Ebola is the word of the day, month, year. Honestly, before a few weeks ago, I knew very little about the disease. My, how that has changed.

As a Texas nurse, I’ve thought about healthcare professional colleagues throughout the state often over the last month. I have incredible statewide colleagues. Really. I’ve thought about the Dallas healthcare team as they took care of one of the most high-profile patients of the year. And, I’ve thought about them all as now two of their own – our own – Nina Pham, RN, and a second, yet to be identified nurse, have tested positive for Ebola.

Anyone and everyone who has ever been on the frontlines of care knows how difficult healthcare is under “normal” circumstances.

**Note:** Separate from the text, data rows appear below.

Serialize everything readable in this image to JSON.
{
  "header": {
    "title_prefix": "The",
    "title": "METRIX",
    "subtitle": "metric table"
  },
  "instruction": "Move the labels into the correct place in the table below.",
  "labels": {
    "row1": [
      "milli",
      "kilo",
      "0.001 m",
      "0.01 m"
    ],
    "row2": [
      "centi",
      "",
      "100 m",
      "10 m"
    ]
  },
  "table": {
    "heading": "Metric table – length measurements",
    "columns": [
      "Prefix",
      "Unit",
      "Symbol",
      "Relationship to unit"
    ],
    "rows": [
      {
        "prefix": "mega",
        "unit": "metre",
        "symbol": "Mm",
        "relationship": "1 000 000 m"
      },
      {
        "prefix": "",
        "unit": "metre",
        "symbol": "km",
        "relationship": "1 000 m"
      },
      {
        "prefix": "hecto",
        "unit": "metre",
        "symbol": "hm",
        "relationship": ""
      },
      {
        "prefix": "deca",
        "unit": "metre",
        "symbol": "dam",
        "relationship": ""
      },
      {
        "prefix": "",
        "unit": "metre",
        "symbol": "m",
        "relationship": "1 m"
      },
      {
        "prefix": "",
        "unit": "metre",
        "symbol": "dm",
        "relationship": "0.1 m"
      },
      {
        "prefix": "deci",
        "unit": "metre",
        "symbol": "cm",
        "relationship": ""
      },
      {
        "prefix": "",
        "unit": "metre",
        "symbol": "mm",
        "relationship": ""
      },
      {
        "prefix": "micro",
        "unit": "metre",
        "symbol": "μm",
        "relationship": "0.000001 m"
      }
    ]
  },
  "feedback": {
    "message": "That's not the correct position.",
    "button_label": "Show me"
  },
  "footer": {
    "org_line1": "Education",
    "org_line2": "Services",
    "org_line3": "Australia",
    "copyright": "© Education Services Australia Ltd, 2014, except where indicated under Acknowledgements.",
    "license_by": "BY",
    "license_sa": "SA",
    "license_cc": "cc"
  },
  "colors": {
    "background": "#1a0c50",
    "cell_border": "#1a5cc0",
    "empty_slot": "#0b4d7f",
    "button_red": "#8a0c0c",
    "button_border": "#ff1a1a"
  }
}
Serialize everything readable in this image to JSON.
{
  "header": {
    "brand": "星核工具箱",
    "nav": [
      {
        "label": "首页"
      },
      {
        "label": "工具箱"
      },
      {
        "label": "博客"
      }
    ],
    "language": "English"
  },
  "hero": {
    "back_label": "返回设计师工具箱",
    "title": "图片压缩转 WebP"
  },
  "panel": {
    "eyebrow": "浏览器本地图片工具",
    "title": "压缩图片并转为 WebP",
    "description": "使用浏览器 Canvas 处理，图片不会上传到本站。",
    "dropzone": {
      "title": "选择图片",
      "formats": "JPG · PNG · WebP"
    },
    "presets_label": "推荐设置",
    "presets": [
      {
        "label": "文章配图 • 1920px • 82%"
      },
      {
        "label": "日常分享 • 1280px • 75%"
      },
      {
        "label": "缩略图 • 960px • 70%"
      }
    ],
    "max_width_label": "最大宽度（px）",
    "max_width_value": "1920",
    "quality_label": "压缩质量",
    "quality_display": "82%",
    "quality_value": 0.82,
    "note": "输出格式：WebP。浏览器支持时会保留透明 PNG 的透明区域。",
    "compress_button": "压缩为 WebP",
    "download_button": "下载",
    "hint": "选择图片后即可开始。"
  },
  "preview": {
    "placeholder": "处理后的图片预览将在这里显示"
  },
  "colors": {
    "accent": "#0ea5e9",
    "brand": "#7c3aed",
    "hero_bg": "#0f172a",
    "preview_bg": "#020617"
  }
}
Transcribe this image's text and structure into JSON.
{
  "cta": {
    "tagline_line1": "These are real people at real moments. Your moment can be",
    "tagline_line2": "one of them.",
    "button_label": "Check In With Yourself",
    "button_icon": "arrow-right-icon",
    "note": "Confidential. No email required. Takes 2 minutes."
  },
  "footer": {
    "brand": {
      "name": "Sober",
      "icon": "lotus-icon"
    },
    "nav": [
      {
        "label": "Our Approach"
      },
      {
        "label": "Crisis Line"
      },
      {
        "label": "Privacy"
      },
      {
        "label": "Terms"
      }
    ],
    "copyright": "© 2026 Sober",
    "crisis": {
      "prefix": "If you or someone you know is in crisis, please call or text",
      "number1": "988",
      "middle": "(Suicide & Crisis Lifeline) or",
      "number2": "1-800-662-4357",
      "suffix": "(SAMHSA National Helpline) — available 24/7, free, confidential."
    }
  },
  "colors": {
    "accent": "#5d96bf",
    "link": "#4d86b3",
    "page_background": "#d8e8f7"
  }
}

It’s everyday, invisible heroics.

I keep placing myself in the other nurses’ shoes – contemplating potential thoughts and feelings during a shift. What an internal dichotomy. It’s mainly Nina Pham, RN, though, whom I have thought of lately. Reports have indicated she is spending time reading and resting; that sounds nice, for sure. But not in an isolation room that is in the proverbial spotlight of the developed world. What is she thinking? What is she reading? What will life be like after her discharge as she is on the road to recovery? How does it feel to have close colleagues care for her now? What do her day-to-day moments look like? Is she steering clear of the free-flowing media? Does she know so many people are thinking of her?

THR Facebook PostAfter a Facebook update from Texas Health Presbyterian Hospital yesterday, I realized I don’t have to wonder about that last question. I can actually tell her I’m thinking of her via the hospital’s “send an email to a patient” feature. I love that. I absolutely sent her a quick note.

It’s no surprise to regular Nursetopia readers that I am an avid advocate for notes of encouragement. Because I believe there is more good in this world, this seems like a perfect opportunity for the healthcare profession to support Nina.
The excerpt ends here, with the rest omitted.